Today, Yoder’s own research focuses on mesoderm, a group of embryonic cells that eventually gives rise to muscle, bone, kidneys, blood cells, connective tissue, and other tissues. During embryonic development the mesoderm divides into two populations, yielding midline structures such as the notochord and repeated lateral structures such as somites. He studies a specific protein involved in that process, axial protocadherin, to better understand how cells move and form structures.
“In embryonic development, you start out with one fertilized cell, which divides to create tens of thousands of cells. Then those cells have to rearrange to start forming tissues,” said Yoder. “My research seeks to understand how cells in the early stages of development make decisions to go to different tissues.”
To study this cell behavior, Yoder maintains a colony of African clawed frogs (Xenopus laevis) in his lab and collects eggs from the females. The eggs are fertilized externally, and the resulting embryos are manipulated during development. Although he has worked on a mouse model before, Yoder finds that frogs are more convenient for his current research.
“The eggs of a frog develop in a petri dish, so you can watch development as it is happening,” he said. “You can’t do that with mice because mouse development occurs in utero.”
According to Yoder, a frog embryo can also be manipulated in real time, giving the observer an opportunity to see firsthand how different genetic situations affect cell growth.
“You can introduce or get rid of RNAs and proteins at the single-cell level,” he said. “You can make the embryo develop as if it has a genetic defect. You can isolate a piece of tissue as well, which lets you look at a specific structure as it is forming.”

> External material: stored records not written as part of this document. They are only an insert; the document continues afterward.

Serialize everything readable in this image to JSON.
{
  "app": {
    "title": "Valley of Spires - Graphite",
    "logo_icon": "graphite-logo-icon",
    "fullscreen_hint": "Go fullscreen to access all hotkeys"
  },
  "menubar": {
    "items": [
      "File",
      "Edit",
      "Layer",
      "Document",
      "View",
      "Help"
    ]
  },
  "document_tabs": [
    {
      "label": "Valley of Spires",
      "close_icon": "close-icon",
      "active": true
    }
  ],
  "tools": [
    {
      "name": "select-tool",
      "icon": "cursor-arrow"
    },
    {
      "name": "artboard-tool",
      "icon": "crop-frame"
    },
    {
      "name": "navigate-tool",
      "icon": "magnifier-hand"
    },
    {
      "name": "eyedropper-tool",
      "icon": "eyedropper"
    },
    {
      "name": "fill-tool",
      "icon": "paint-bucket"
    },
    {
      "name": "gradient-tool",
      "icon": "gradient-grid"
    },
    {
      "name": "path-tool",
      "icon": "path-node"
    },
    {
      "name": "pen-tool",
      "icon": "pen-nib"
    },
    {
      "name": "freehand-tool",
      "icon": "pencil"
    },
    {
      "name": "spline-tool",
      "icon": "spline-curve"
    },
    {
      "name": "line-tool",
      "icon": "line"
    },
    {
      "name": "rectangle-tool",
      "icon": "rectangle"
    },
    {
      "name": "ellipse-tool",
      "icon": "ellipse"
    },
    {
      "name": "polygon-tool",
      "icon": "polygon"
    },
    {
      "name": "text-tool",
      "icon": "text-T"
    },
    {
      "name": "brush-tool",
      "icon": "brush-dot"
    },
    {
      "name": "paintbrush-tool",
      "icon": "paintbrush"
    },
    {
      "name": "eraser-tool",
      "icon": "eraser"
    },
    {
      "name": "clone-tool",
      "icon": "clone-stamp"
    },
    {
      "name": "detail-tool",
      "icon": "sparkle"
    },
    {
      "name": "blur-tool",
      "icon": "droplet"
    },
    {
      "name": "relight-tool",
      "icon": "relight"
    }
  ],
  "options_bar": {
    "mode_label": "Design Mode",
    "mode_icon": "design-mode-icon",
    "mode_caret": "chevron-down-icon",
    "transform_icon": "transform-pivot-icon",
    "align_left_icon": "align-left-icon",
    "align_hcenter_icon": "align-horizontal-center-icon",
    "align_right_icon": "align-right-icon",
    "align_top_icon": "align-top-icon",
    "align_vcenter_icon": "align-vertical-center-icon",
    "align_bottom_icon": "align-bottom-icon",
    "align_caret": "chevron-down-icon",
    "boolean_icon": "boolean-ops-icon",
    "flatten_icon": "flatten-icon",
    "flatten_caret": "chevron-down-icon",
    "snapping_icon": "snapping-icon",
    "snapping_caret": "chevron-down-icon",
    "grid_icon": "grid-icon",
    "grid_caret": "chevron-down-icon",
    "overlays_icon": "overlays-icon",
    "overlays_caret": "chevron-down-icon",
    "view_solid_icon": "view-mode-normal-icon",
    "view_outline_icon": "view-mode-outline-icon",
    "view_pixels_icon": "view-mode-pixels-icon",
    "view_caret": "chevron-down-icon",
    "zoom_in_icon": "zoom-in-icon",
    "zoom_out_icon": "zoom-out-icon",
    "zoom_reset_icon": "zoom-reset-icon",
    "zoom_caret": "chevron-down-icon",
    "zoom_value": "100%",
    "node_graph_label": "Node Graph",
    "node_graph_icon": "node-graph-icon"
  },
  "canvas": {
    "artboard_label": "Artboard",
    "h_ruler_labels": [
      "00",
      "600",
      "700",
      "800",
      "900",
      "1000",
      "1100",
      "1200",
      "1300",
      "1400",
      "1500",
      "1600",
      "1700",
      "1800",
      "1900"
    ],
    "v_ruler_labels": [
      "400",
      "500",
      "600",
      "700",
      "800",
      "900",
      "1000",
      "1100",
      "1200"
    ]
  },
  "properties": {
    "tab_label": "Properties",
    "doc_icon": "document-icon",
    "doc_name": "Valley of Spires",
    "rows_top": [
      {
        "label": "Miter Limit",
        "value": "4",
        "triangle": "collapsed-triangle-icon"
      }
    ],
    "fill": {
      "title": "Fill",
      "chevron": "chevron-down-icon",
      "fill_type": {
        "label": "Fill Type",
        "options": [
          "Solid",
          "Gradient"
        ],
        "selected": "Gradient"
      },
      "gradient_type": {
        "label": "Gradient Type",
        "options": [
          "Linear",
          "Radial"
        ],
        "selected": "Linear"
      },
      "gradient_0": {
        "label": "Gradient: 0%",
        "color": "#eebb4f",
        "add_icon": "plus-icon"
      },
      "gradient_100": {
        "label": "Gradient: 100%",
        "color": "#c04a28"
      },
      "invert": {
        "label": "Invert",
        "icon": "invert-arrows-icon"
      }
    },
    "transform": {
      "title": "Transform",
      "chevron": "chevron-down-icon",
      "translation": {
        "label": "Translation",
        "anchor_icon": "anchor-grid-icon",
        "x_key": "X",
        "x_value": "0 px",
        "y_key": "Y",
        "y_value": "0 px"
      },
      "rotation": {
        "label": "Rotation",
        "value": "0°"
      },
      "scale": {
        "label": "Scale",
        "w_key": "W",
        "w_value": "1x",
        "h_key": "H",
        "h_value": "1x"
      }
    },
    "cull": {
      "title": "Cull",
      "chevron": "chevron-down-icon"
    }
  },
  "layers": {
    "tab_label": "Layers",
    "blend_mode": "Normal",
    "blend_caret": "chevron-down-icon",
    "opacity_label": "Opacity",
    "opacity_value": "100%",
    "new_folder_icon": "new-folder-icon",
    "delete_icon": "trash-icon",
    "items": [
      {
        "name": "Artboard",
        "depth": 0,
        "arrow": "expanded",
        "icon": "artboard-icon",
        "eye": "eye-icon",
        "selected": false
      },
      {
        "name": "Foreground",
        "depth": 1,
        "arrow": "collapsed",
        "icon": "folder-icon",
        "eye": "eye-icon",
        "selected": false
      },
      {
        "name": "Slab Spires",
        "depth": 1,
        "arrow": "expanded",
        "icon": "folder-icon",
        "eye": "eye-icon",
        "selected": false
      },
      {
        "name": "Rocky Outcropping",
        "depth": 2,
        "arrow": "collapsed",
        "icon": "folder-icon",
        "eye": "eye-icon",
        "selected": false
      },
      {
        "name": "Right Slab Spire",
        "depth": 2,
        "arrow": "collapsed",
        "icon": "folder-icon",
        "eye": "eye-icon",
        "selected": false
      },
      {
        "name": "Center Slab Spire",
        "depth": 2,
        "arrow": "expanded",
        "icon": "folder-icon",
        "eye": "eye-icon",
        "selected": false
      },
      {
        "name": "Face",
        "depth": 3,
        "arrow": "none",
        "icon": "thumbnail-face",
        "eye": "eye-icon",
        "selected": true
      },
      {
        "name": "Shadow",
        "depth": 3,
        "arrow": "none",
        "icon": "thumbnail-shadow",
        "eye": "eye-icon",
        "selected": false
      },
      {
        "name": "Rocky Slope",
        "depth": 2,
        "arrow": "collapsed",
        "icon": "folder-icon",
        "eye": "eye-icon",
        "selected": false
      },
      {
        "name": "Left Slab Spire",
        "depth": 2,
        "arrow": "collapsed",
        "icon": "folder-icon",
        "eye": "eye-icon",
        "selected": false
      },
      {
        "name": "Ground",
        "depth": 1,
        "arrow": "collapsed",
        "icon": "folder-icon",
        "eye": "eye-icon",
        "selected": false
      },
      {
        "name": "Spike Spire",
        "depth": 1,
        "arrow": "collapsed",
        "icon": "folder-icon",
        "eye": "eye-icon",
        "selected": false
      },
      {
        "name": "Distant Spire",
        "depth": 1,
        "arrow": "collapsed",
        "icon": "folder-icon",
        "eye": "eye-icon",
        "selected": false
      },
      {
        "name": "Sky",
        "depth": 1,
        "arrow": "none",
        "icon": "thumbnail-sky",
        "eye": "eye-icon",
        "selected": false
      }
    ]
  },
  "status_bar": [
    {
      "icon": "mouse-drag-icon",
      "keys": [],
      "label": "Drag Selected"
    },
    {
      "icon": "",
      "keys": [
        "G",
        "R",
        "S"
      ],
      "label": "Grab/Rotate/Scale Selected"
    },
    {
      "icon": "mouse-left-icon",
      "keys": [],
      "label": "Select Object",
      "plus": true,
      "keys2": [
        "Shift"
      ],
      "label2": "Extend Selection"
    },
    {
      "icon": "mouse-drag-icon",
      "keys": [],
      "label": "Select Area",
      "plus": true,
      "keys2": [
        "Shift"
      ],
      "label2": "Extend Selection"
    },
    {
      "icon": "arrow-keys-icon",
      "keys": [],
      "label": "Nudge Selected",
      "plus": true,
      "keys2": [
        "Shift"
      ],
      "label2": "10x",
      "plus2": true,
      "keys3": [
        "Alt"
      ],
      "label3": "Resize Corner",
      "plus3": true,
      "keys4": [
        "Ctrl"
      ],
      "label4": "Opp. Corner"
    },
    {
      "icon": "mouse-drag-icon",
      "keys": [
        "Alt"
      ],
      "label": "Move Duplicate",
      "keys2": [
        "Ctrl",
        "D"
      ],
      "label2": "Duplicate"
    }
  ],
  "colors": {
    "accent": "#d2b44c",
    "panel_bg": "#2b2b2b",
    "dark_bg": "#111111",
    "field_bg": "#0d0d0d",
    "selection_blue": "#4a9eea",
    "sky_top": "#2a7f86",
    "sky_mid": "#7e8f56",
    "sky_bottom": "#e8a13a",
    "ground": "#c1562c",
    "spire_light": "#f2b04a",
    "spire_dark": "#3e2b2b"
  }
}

Yoder is currently using frog embryos to identify developmental protein interactions. “Proteins never work by themselves,” he said, “so you have to figure out what they’re interacting with.” By using a technique called a screen, Yoder was able to identify a host of potential interactive proteins this summer. He next plans to “determine what percentage of those proteins are legitimately interacting and what their relationships are.”
Cellular research such as Yoder’s can be applied to a number of scientific and medical studies. Yoder cites cancer research as one such field.
“My interest is in how the cells of the early embryo are being instructed, which isn’t limited to early development, as it can be applied to all developmental stages. If you understand how cells interact, you get a better handle on the formation of tissues and organs.”
“Additionally, this information can be used to better understand cancerous phenotypes. Cancer cells are constantly changing identity,” said Yoder. “We can get a better understanding of metastasis in cancers if we can figure out how cells adopt their identities to begin with.”